Oh heavens no, you are not a loser at all. However that feeling that you "should" have been over it by now, is also common to many who are still morning over a loss even a few years after a loss.
We tend to think that we are supposed to experience something upsetting have a short time to get over it and then we are supposed to pick our spirits back up and continue on with life. Well, people don't always "just" have the capacity to do that.
And what many people do is when a loss like this happens, they disassociate and go numb. They go through the motions of a funeral etc, but they just feel empty inslde.
And this avoidance of having an imediate emotional response can last a year or two, and maybe more. Then all of a sudden they can see it and they think, my god, dad is gone and they see the reality and finality of it. And then the anxiety and fear and sense of loss comes forward. And yes, that statement you have about thinking "I should be over" it also comes forward too. And there can be the kind of guilt you are discribing as well in wonder about why you are just now having a reaction to that loss. This is something that happens to a lot of people, so you are not alone.
People tend to think that they are "supposed to know" how to morn a loss. Well, when a loss happens, often we have genuinely not learned the "emotional response" to attach to that experience. The whole time we are growing up, we slowly learn about emotions and how to have emotions to certain events and situations. And unless we go through a loss during our childhood years where we see how adults react emotionally, we don't really know how to respond.
You have to realize that the part of our brains that has emotions is not a part of our brain that is the thinking intelligent part. Our thinking intelligent part learns how to attach these emotions to whatever information comes into the brain the whole time we are growing and developing. So when I made the comment about "life experiences" that is what I mean, you have not had time to establish that part of your emotional responses by being around that kind of loss to a point where you have developed the knowledge of the emotions that are supposed to take place.
A child growing up learns how it is "ok" to be happy and "ok" to cry when something is wrong or there is an unanswered need and they also learn about anger when something happens that is not good or not right for them. There is so much developing in the brain of a young child where they are imprinted with emotional responses according to their environment. And children pick up emotional responses by watching their parents express these emotions as well, and a lot of times children pick up things that later on they don't realize they pick up.
Here is an example I noticed myself. I taught a child private riding lessons and she would express constantly in the lesson how she needed to stop and take a rest. She had all the facial expressions in order to this presentation of suddenly being tired and had to take a break. Now this child was young, about 6 years old and she had a lot of body language that was really beyond what I would call normal for a child that age.
And what I had learned about how she developed that was that her mother battled breast cancer while she was developing her emotions and senses which takes place the most up to age five when a child then developes their ONE personality in their brain. And what this child learned and saw in those early years was her mother turning to her constantly and saying, "not right now, I need to rest a bit" and she also saw the mothers whole body language that expressed that need. So what this little girl did, was imprint that same behavior in herself. And this is what parents do not understand happens when they are raising children.
People learn all their lives about emotions and how to "feel" and respond. And they pick up messages about "how" to react in all kinds of messages they take in. They pick it up in Movies, advertizing of all kinds as well as in each person they observe and interact with. And from that we develope our own unique knowledge about how we "feel" and react to our environments.
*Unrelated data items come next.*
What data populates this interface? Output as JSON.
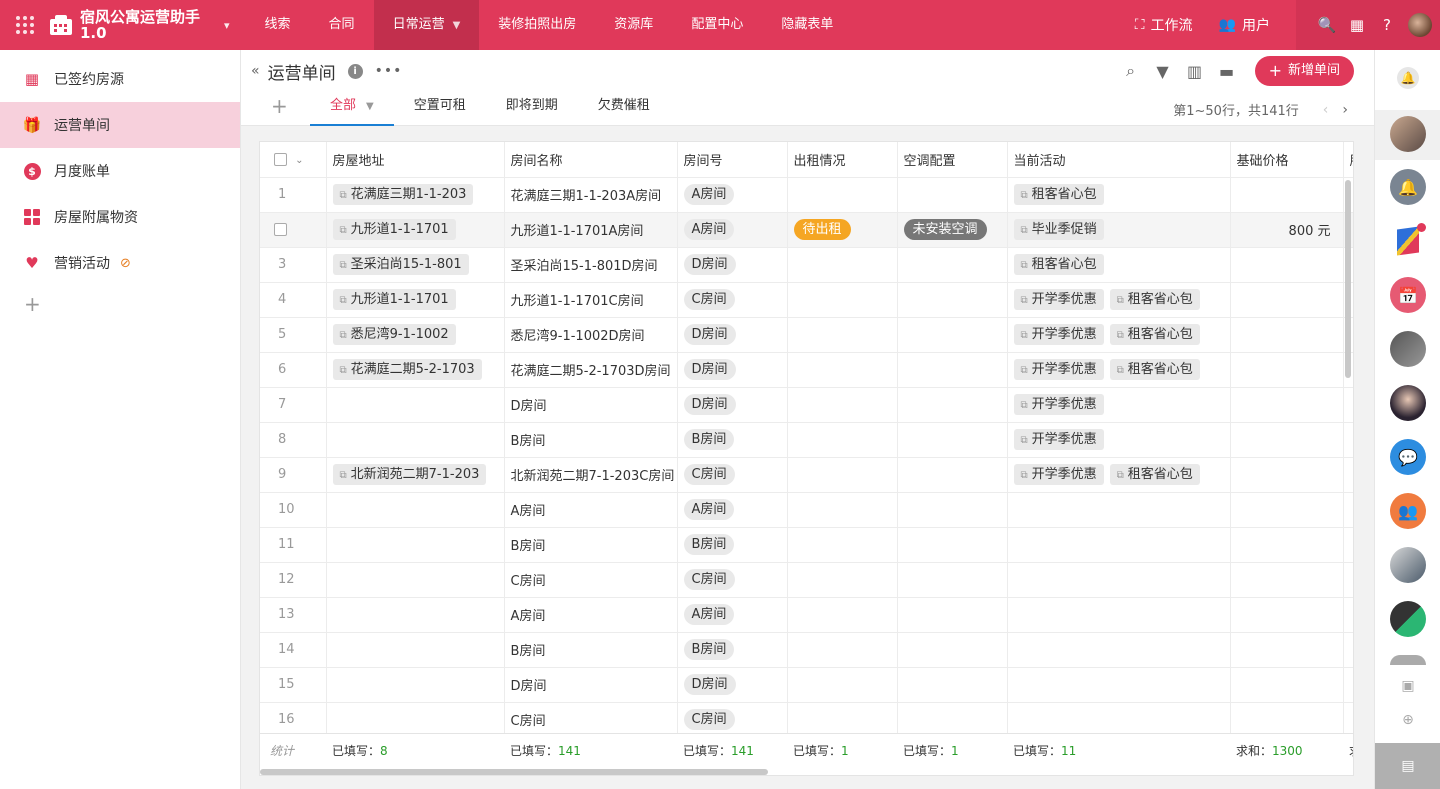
{
  "app": {
    "title": "宿风公寓运营助手 1.0"
  },
  "nav": [
    {
      "label": "线索"
    },
    {
      "label": "合同"
    },
    {
      "label": "日常运营"
    },
    {
      "label": "装修拍照出房"
    },
    {
      "label": "资源库"
    },
    {
      "label": "配置中心"
    },
    {
      "label": "隐藏表单"
    }
  ],
  "top_right": {
    "workflow": "工作流",
    "users": "用户"
  },
  "sidebar": {
    "items": [
      {
        "label": "已签约房源",
        "icon": "building-icon"
      },
      {
        "label": "运营单间",
        "icon": "gift-icon"
      },
      {
        "label": "月度账单",
        "icon": "dollar-icon"
      },
      {
        "label": "房屋附属物资",
        "icon": "grid-icon"
      },
      {
        "label": "营销活动",
        "icon": "heart-icon"
      }
    ]
  },
  "page": {
    "title": "运营单间"
  },
  "toolbar": {
    "add_label": "新增单间"
  },
  "tabs": [
    {
      "label": "全部"
    },
    {
      "label": "空置可租"
    },
    {
      "label": "即将到期"
    },
    {
      "label": "欠费催租"
    }
  ],
  "pager": {
    "text": "第1~50行，共141行"
  },
  "table": {
    "columns": [
      "房屋地址",
      "房间名称",
      "房间号",
      "出租情况",
      "空调配置",
      "当前活动",
      "基础价格",
      "朋"
    ],
    "rows": [
      {
        "n": "1",
        "address": "花满庭三期1-1-203",
        "name": "花满庭三期1-1-203A房间",
        "room": "A房间",
        "rent": "",
        "ac": "",
        "acts": [
          "租客省心包"
        ],
        "price": ""
      },
      {
        "n": "",
        "address": "九形道1-1-1701",
        "name": "九形道1-1-1701A房间",
        "room": "A房间",
        "rent": "待出租",
        "ac": "未安装空调",
        "acts": [
          "毕业季促销"
        ],
        "price": "800 元"
      },
      {
        "n": "3",
        "address": "圣采泊尚15-1-801",
        "name": "圣采泊尚15-1-801D房间",
        "room": "D房间",
        "rent": "",
        "ac": "",
        "acts": [
          "租客省心包"
        ],
        "price": ""
      },
      {
        "n": "4",
        "address": "九形道1-1-1701",
        "name": "九形道1-1-1701C房间",
        "room": "C房间",
        "rent": "",
        "ac": "",
        "acts": [
          "开学季优惠",
          "租客省心包"
        ],
        "price": ""
      },
      {
        "n": "5",
        "address": "悉尼湾9-1-1002",
        "name": "悉尼湾9-1-1002D房间",
        "room": "D房间",
        "rent": "",
        "ac": "",
        "acts": [
          "开学季优惠",
          "租客省心包"
        ],
        "price": ""
      },
      {
        "n": "6",
        "address": "花满庭二期5-2-1703",
        "name": "花满庭二期5-2-1703D房间",
        "room": "D房间",
        "rent": "",
        "ac": "",
        "acts": [
          "开学季优惠",
          "租客省心包"
        ],
        "price": ""
      },
      {
        "n": "7",
        "address": "",
        "name": "D房间",
        "room": "D房间",
        "rent": "",
        "ac": "",
        "acts": [
          "开学季优惠"
        ],
        "price": ""
      },
      {
        "n": "8",
        "address": "",
        "name": "B房间",
        "room": "B房间",
        "rent": "",
        "ac": "",
        "acts": [
          "开学季优惠"
        ],
        "price": ""
      },
      {
        "n": "9",
        "address": "北新润苑二期7-1-203",
        "name": "北新润苑二期7-1-203C房间",
        "room": "C房间",
        "rent": "",
        "ac": "",
        "acts": [
          "开学季优惠",
          "租客省心包"
        ],
        "price": ""
      },
      {
        "n": "10",
        "address": "",
        "name": "A房间",
        "room": "A房间",
        "rent": "",
        "ac": "",
        "acts": [],
        "price": ""
      },
      {
        "n": "11",
        "address": "",
        "name": "B房间",
        "room": "B房间",
        "rent": "",
        "ac": "",
        "acts": [],
        "price": ""
      },
      {
        "n": "12",
        "address": "",
        "name": "C房间",
        "room": "C房间",
        "rent": "",
        "ac": "",
        "acts": [],
        "price": ""
      },
      {
        "n": "13",
        "address": "",
        "name": "A房间",
        "room": "A房间",
        "rent": "",
        "ac": "",
        "acts": [],
        "price": ""
      },
      {
        "n": "14",
        "address": "",
        "name": "B房间",
        "room": "B房间",
        "rent": "",
        "ac": "",
        "acts": [],
        "price": ""
      },
      {
        "n": "15",
        "address": "",
        "name": "D房间",
        "room": "D房间",
        "rent": "",
        "ac": "",
        "acts": [],
        "price": ""
      },
      {
        "n": "16",
        "address": "",
        "name": "C房间",
        "room": "C房间",
        "rent": "",
        "ac": "",
        "acts": [],
        "price": ""
      }
    ],
    "stats": {
      "label": "统计",
      "cells": [
        {
          "prefix": "已填写：",
          "value": "8"
        },
        {
          "prefix": "已填写：",
          "value": "141"
        },
        {
          "prefix": "已填写：",
          "value": "141"
        },
        {
          "prefix": "已填写：",
          "value": "1"
        },
        {
          "prefix": "已填写：",
          "value": "1"
        },
        {
          "prefix": "已填写：",
          "value": "11"
        },
        {
          "prefix": "求和：",
          "value": "1300"
        },
        {
          "prefix": "求",
          "value": ""
        }
      ]
    }
  },
  "colors": {
    "brand": "#e0395a",
    "status_wait": "#f5a623",
    "status_ac": "#777777",
    "stat_value": "#2a9d2a"
  }
}
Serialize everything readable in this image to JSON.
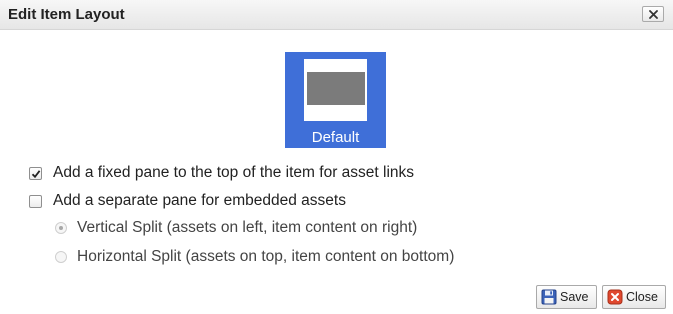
{
  "dialog": {
    "title": "Edit Item Layout",
    "close_icon": "close-x-icon"
  },
  "layout_option": {
    "label": "Default",
    "selected": true,
    "colors": {
      "tile_background": "#3f6fd8",
      "pane": "#7b7b7b"
    }
  },
  "options": {
    "fixed_pane": {
      "label": "Add a fixed pane to the top of the item for asset links",
      "checked": true
    },
    "separate_pane": {
      "label": "Add a separate pane for embedded assets",
      "checked": false
    },
    "vertical_split": {
      "label": "Vertical Split (assets on left, item content on right)",
      "selected": true,
      "disabled": true
    },
    "horizontal_split": {
      "label": "Horizontal Split (assets on top, item content on bottom)",
      "selected": false,
      "disabled": true
    }
  },
  "buttons": {
    "save": {
      "label": "Save",
      "icon": "floppy-disk-icon"
    },
    "close": {
      "label": "Close",
      "icon": "red-x-icon"
    }
  }
}
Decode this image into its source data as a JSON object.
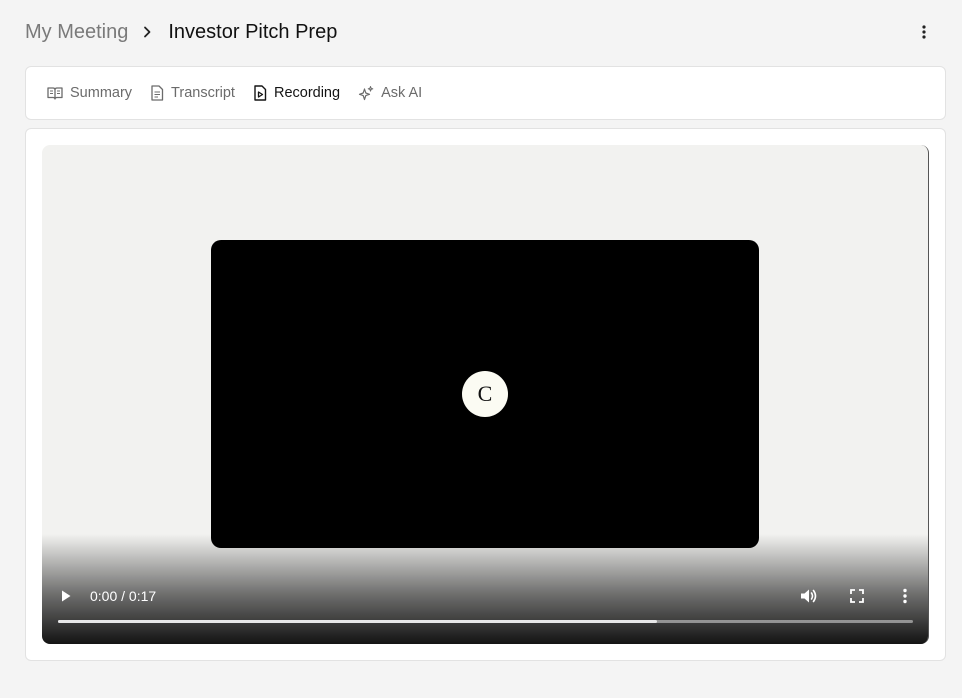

And for people who present with PTSD who have experienced, childhood tramas, they often review these childhood events with much more guilt and shame and wonder about how that child in them didn't know better and may have even participated in something bad. They carry guilt and shame, not realizing that when they look back on that child in them that that child did not really know "how" to respond to whatever they were experiencing yet. Often they do not "know" that when they are recalling difficult childhood events much later in life, they have had many more years to develope thier ability to attach emotions, including guilt and anger and fear to life experiences.
So, I hope that helps you understand what I mean by "life experiences" where you have had time to develope your own "sense of emotional responses" to a loss. And what you are feeling now?, that sense of confusion about you and your life and how you are afraid and confused? Well, you have not really "learned" yet how to deal with this either. And that is why it is so helpful to spend time with a therapist so you can learn how to come to a personal way of settling this confusion and then moving on with your life.